Le but est, justement, de laisser apparaître des sensibilités de ton, des atmosphères et des univers distincts. D’où mon intérêt pour les images et l’idée de proposer soit une vidéo, un portfolio ou un reportage en images, en parallèle de ma chronique radio. Pour moi les artistes qui travaillent l’image sont de vrais transmetteurs d’une réflexion, d’une sensibilité au monde.
D’ailleurs, est-ce que vous pensez ces supports visuels à même de retranscrire des thématiques si complexes et denses ?
Je fais le pari que certains supports seront directement accessibles, tandis que d’autres nécessiteront de la part de l’internaute un peu plus de réflexion. Par exemple, pourquoi est-ce que je présente des images abstraites ou du désert dans la vidéo de l’Algérie? Parce que Habiba Djhanine a trouvé dans le Sud un refuge, une forme d’équilibre, de spiritualité. Le désert représente à la fois la solitude nécessaire de cette reconstruction intérieure, mais aussi une forme de creuset du patrimoine culturel qui peut aider à nourrir la reconstruction du pays.
Finalement, il ressort du portfolio quelque chose qui fait écho aux mots de Habiba, comme une sortie de la sidération. Dans la musique et dans les images, ressort aussi une dimension qui s’apparenterait à une forme de mysticisme.
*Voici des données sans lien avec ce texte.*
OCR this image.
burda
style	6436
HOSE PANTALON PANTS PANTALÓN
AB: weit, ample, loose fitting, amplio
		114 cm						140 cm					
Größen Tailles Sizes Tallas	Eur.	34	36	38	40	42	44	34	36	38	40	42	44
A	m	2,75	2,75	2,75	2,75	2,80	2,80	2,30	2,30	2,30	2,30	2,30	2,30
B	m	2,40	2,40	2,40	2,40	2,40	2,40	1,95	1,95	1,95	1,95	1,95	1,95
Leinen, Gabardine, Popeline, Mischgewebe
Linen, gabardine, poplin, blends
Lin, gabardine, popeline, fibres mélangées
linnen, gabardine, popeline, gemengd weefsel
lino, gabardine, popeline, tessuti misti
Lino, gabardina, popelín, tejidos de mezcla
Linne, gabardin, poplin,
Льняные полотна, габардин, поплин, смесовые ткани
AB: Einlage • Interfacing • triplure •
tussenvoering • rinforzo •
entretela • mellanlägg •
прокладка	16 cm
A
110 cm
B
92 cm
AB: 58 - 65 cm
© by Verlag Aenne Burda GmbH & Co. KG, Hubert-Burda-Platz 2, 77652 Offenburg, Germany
Cela laisse aussi entrevoir la richesse de la culture musulmane – sans dire le mot Islam et devoir entrer dans des problématiques battues et rebattues. C’est peut-être subtil à déceler, mais je fais ce pari que l’internaute saura faire le pas !
Vers quoi se dirige le monde arabe selon vous ?
Je ne sais pas. Mais je sais qu’à partir du moment où des gens emploient pour définir ce qu’ils vivent des mots tels que « liberté », « dignité », « révolution », on ne peut pas les confisquer. Il y a tout un travail de mémoire à faire dès à présent pour ne pas enterrer ce qui s’est passé – comme l’a soutenu Shaimaa el Sabbagh –, et sacrifier deux fois ces gens qui se sont battus.
Je ne prétends pas vouloir me positionner comme porte-parole de la Rive Sud, ou être son transmetteur, mais je serai heureuse que ce projet participe, à sa modeste mesure, au dialogue interculturel. En fait, j’essaye, plutôt, d’être fidèle à ce que j’ai ressenti, entendu, sur le terrain pour le retranscrire au plus près. Lorsqu’il y a engagement, il y aussi obligation de fidélité et d’honnêteté.